Руки Арчи Хикокса всё ещё трясутся. В ушах едва слышно звенит, а картина кабака с ошмётками мозгов Хуго Штиглица, на стенах, на столе, и даже на полупустых стаканах со скотчем, плывёт перед глазами.
Арчи нервно сглатывает, облизывает пересохшие губы, оглядывается, как будто всё ещё не может поверить, что остался жив.
- Сколько вас там осталось?! - слышен голос лейтенанта Альдо Рэйна с верхнего этажа.
- Двое, - кричит ему Арчи, - Я, да леди!
Капрал Вики не в счёт. Он ещё с пол-минуты судорожно ловит ртом воздух, а затем затихает, так и смотря застывшим и чуть укоризненным взглядом на Арчи.
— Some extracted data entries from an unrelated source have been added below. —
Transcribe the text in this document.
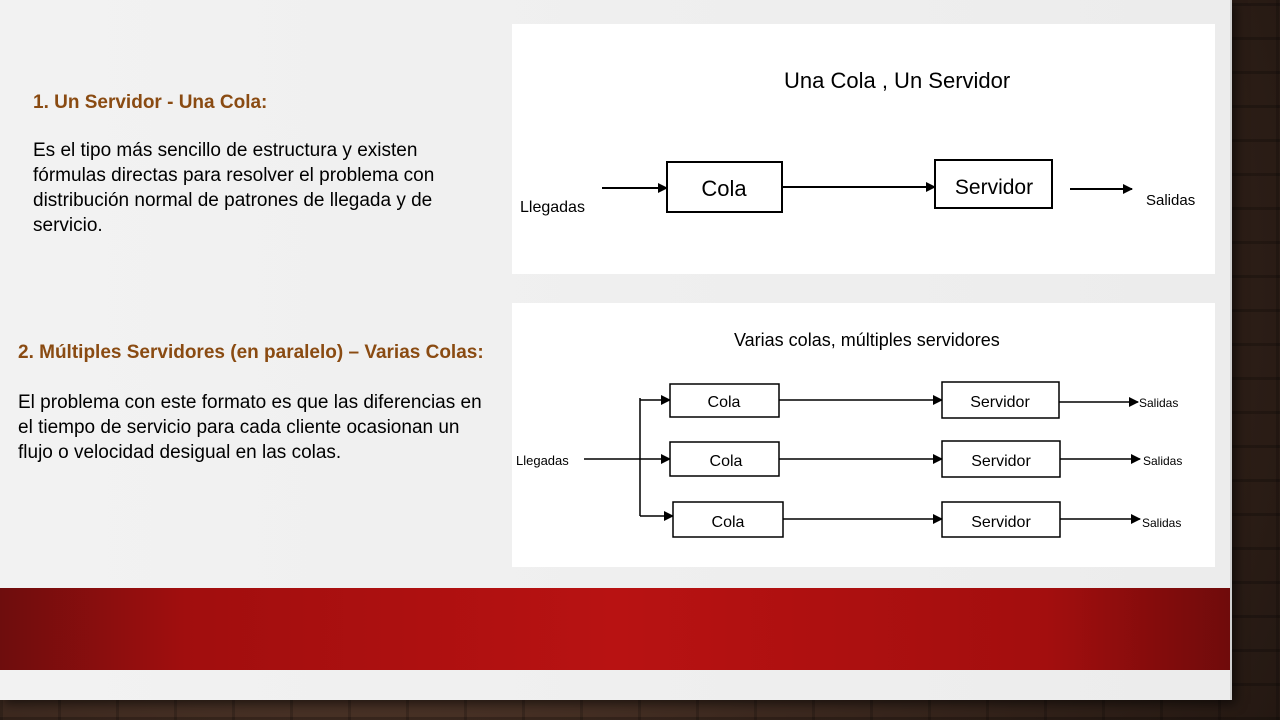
1. Un Servidor - Una Cola:
Es el tipo más sencillo de estructura y existen fórmulas directas para resolver el problema con distribución normal de patrones de llegada y de servicio.
2. Múltiples Servidores (en paralelo) – Varias Colas:
El problema con este formato es que las diferencias en el tiempo de servicio para cada cliente ocasionan un flujo o velocidad desigual en las colas.
Una Cola , Un Servidor
Llegadas
Cola	Servidor
Salidas
Varias colas, múltiples servidores
Llegadas
Cola	Servidor	Salidas
Cola	Servidor	Salidas
Cola	Servidor	Salidas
Теперь в подвале только двое.
Трое, тут же мысленно хочет поправить Хикокс себя. Артур Кёрклэнд проходится от лестницы до бара, с видом хозяина, оценивающего нанесённый ущерб, и пинает ногой тело майора Хельштрома.
В пальцах майора всё ещё зажат Вальтер.
Артур, со всей силой, на которую он, невысокий, тщедушный, способен, наступает сапогом на грудь Хельштрома.
Треск ребёр, наверное, слышит только Арчи Хикокс, и это отвратительно, думает он, Боже, это же отвратительно.
Боже, это же отвратительно, чёрт возьми.
Артур пожимает плечами:
- Это война, дорогуша, а ты как думал? Джентльмен был слишком хитёр, и сдох самым первым.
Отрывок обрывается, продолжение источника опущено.